Symmetric matrices: for A = [1 2;2 4], P = [1 3;3 6]; using B = P^-1*A*P...

[shreddinglicks]

Consider matrices A = [1 2;2 4] and P = [1 3;3 6]. Using B = P^-1*A*P, verify that similar matrices have the same eigenvalues. Find the eigenvectors y for B and show that x = P*y are eigenvectors of A.


I have

P^-1 = [-2 1;1 -.333]

B = [0 0;2.333 4.999]

eigenvalues for matrices A and B are 0 and 5.

eigenvectors, y are

x2*[0 1]
x2*[-2.14 1]

eigenvectors for matrix A are

x2*[-2 1]
x2*[.5 1]

P*y = [1 3;3 6]*[0 1 ; -2.14 1]

I get x = [3 .86;6 -.42]

What am I doing wrong?

 

[HallsofIvy]

Consider matrices A = [1 2;2 4] and P = [1 3;3 6]. Using B = P^-1*A*P, verify that similar matrices have the same eigenvalues.
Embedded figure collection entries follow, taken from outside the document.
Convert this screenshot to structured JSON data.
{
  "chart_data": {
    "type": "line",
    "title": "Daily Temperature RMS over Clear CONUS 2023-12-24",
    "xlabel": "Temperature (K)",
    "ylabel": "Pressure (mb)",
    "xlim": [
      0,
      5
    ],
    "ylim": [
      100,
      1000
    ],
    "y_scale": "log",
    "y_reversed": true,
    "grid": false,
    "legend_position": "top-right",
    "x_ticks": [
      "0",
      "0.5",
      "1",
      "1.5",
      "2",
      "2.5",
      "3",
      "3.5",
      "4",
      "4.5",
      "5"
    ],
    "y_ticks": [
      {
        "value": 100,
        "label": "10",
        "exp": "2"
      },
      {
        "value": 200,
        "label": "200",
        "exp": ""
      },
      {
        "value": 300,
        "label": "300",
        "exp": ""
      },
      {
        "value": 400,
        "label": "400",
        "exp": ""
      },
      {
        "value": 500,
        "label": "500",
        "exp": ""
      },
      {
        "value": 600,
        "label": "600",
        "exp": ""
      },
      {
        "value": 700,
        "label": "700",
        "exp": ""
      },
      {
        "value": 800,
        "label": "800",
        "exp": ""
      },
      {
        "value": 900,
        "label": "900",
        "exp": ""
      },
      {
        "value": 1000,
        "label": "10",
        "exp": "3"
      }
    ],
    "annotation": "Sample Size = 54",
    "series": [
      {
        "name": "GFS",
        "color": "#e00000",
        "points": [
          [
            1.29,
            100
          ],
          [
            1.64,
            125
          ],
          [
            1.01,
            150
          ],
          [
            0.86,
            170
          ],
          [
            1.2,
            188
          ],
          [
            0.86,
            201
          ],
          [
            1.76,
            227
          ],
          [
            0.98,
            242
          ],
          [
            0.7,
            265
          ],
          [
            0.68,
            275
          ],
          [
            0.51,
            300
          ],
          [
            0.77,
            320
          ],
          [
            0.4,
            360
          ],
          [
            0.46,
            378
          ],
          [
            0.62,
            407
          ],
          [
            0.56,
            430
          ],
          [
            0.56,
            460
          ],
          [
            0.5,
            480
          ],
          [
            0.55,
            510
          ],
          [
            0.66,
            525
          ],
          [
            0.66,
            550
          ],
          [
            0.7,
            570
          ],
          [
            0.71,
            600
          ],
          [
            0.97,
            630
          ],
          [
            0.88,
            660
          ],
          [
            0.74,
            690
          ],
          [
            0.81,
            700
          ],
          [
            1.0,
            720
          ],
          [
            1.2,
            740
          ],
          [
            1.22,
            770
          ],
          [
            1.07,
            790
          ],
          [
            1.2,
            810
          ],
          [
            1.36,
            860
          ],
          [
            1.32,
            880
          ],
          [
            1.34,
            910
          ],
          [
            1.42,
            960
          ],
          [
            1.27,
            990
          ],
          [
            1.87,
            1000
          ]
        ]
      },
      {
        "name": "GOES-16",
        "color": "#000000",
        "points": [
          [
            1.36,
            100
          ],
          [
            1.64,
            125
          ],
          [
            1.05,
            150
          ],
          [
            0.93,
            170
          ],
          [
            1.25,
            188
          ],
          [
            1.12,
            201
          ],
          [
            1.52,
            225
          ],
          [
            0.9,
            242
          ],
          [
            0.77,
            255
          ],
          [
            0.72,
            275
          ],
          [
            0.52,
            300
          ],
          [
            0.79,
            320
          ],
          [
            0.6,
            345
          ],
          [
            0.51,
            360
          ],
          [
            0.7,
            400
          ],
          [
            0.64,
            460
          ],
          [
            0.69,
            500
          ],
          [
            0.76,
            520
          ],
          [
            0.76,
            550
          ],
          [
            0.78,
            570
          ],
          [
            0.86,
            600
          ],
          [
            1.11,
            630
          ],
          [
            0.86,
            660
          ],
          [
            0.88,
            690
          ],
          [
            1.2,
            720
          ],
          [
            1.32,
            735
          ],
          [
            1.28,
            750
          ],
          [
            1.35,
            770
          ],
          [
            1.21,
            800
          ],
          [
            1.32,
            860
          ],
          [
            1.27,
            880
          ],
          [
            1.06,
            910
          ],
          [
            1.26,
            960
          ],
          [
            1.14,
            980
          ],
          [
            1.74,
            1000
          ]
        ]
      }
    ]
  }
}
Find the eigenvectors y for B and show that x = P*y are eigenvectors of A.


I have

P^-1 = [-2 1;1 -.333]

B = [0 0;2.333 4.999]

More precisely, B= [0 0, 7/3 5]

eigenvalues for matrices A and B are 0 and 5.

Yes, that is correct.

eigenvectors, y are

x2*[0 1]
x2*[-2.14 1]

Do you mean the eigenvectors of B?
Yes, an eigenvector of B corresponding to eigenvalue 5 is any multiple of [0, 1]. But for eigenvalue 0, we must have \(\displaystyle \begin{bmatrix}0 & 0 \\ 7/3 & 5 \end{bmatrix}\begin{bmatrix}x \\ y \end{bmatrix}= \begin{bmatrix}0 \\ 7x/3+ 5y\end{bmatrix}= \begin{bmatrix}0 \\ 0 \end{bmatrix}\).

So 7x/3+ 5y= 0, y= (-7/15)x. Taking x= 15, y= -7 so any eigenvalue corresponding to eigenvalue 0 is a multiple of \(\displaystyle \begin{bmatrix}15 & -7\end{bmatrix}\). Or taking y= 1, x= -15/7 which is approximately 2.14.

eigenvectors for matrix A are
x2*[-2 1]
x2*[.5 1]

Yes, those are correct.

P*y = [1 3;3 6]*[0 1 ; -2.14 1]

I get x = [3 .86;6 -.42]

What am I doing wrong?

 

[shreddinglicks]

I'm confused, so my values of x = [3 .86;6 -.42] is correct?

How does this show that x = P*y are eigenvectors of A?